Ouais, il est temps d'en finir. C'est pour Gomez et pour Sanka que je vais mettre un terme définitif à ce combat. Bon, une Explosion Cataclysmique devrait faire l'affaire. Je concentre mon énergie dans la paume de ma main avant de créer l'orbe fatal.

Je ne me suis jamais vraiment intéressé aux luttes féministes mais je les ai toujours trouvées légitimes, même si j'ai cru remarquer certains excès. Peut-être que les arguments que je trouve ridiculse au premier abord, je ne les ai tout simplement pas compris ; n'étant pas un intellectuel, c'est ce que je me suis toujours dit. Je peux donc bien croire la bonne foi et comprendre en partie les motivations de mon adversaire.
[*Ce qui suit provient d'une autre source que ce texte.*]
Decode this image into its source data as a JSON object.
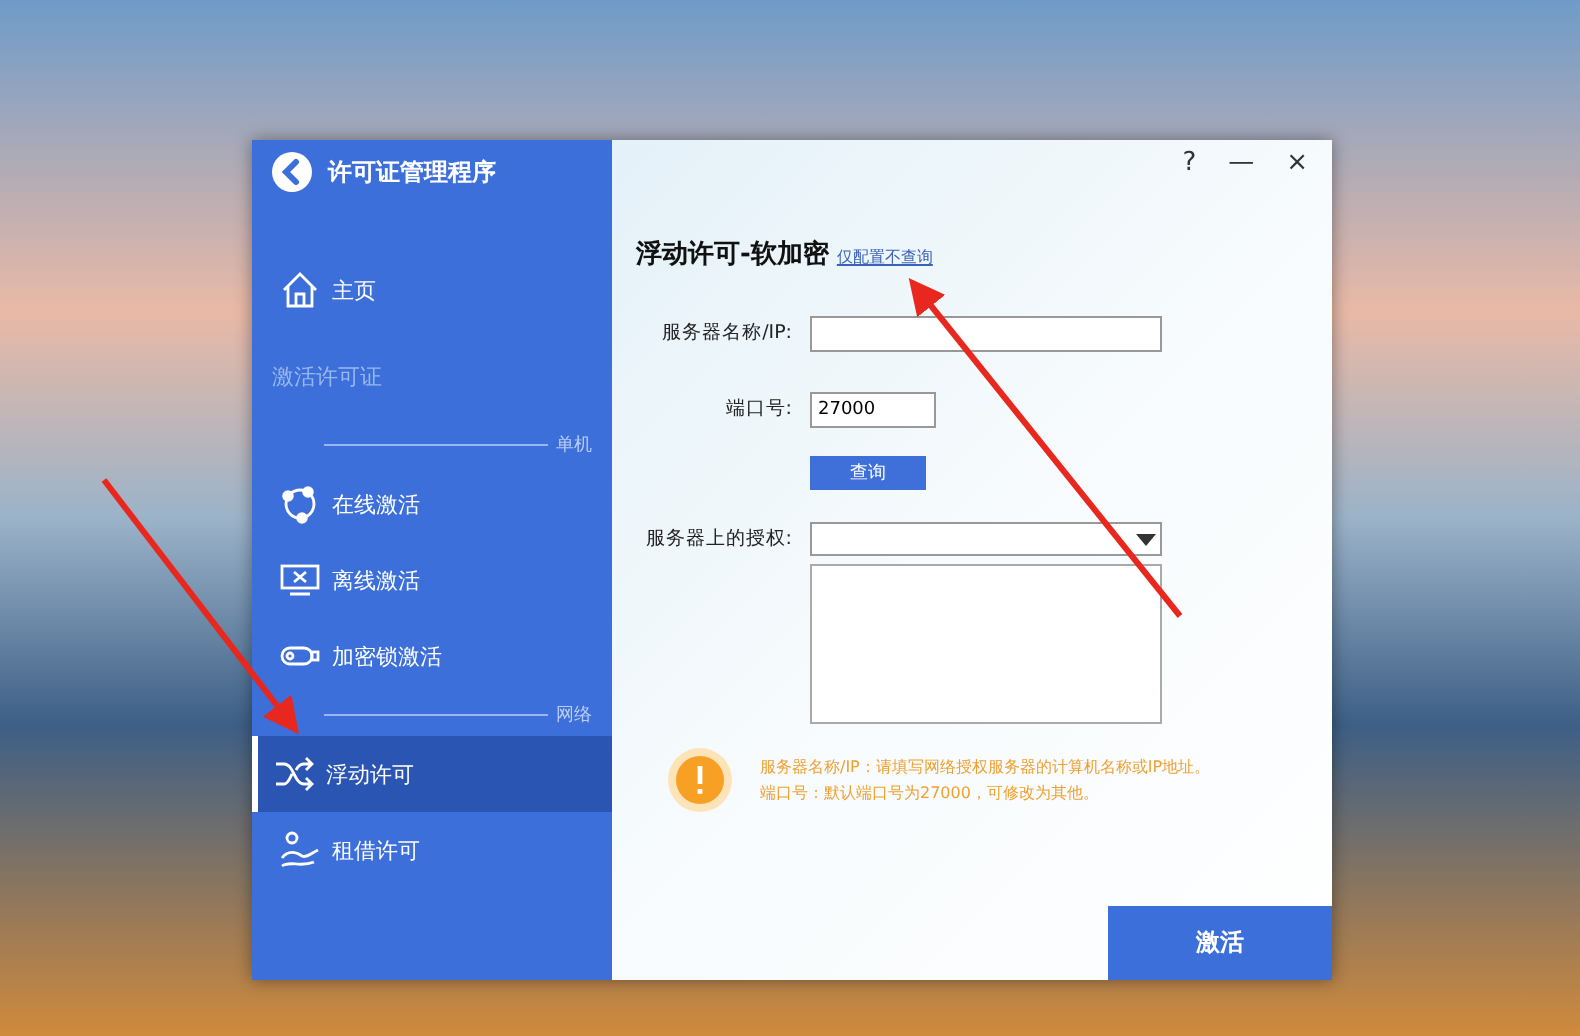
{
  "window": {
    "title": "许可证管理程序",
    "controls": [
      "?",
      "—",
      "×"
    ]
  },
  "sidebar": {
    "items": [
      {
        "kind": "nav",
        "label": "主页",
        "selected": false
      },
      {
        "kind": "heading",
        "label": "激活许可证"
      },
      {
        "kind": "divider",
        "label": "单机"
      },
      {
        "kind": "nav",
        "label": "在线激活",
        "selected": false
      },
      {
        "kind": "nav",
        "label": "离线激活",
        "selected": false
      },
      {
        "kind": "nav",
        "label": "加密锁激活",
        "selected": false
      },
      {
        "kind": "divider",
        "label": "网络"
      },
      {
        "kind": "nav",
        "label": "浮动许可",
        "selected": true
      },
      {
        "kind": "nav",
        "label": "租借许可",
        "selected": false
      }
    ]
  },
  "content": {
    "title": "浮动许可-软加密",
    "link": "仅配置不查询",
    "server": {
      "label": "服务器名称/IP:"
    },
    "port": {
      "label": "端口号:",
      "value": "27000"
    },
    "query_button": "查询",
    "licenses": {
      "label": "服务器上的授权:"
    },
    "tips": [
      "服务器名称/IP：请填写网络授权服务器的计算机名称或IP地址。",
      "端口号：默认端口号为27000，可修改为其他。"
    ],
    "activate_button": "激活"
  }
}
Ce que je remarque, c'est que les chevaliers noirs et leurs alliés semblent se battre chacun pour ce qu'ils pensent être un monde meilleur. Je ne sais pas qui les dirige, mais il se pourrait qu'il soit au final bien intentionné. Dans d'autres circonstances, peut-être me serais-je laissé convaincre. En attendant, j'ai une mission à accomplir et un camarade à venger, peut-être deux.

— Soleil de Plomb, prononce doucement Carmen.

Elle aussi crée une boule d'énergie entre les paumes de ses mains. Plus sombre et grosse que la mienne, je sens l'énorme chaleur qu'elle dégage. Si jamais elle me touche avec ça, je risque d'être désintégré, d'autant plus que j'ai dû laisser mon armure de côté. Du coup, la victoire reviendra au premier qui touchera l'autre avec son attaque.

Nous nous observons, l'un en face de l'autre, prêts à charger pour en finir. Le temps semble s'être figé tellement la tension est à son comble. J'aime cette ambiance de duel à mort. C'est si excitant… Cela m'évoque les duels au pistolet dans les westerns que j'affectionnais tant quand j'étais enfant. Et puis, en un fragment de seconde, nous chargeons !

— Sus au patriarcat !
— GRouAAaaAAAAA !

À peine le temps d'avoir prononcé nos cris de guerre que nous sommes l'un sur l'autre. Je suis le premier à tenter de la toucher. Elle m'évite, contre-attaque avec un coup de genoux dans le bide et tente de m'atteindre avec son orbe. Je me dégage rapidement, évitant l'attaque de justesse. Je repars à l'assaut directement, orbe en avant, prêt à le lui foutre dans la tronche. Elle s'attend au même mouvement que précédemment et se tient prête à contre-attaquer. Ce coup-ci, j'augmente la vitesse de mon attaque au dernier moment. Elle est déstabilisée, et mon orbe atteint sa cible. Carmen est projetée contre le mur de la maison du Cancer. Une énorme explosion retentit, bouffant tout le pan. Quand les débris et la poussière finissent de retomber, le Taureau Noir apparaît, armure brisée, face à terre, baignant dans son sang.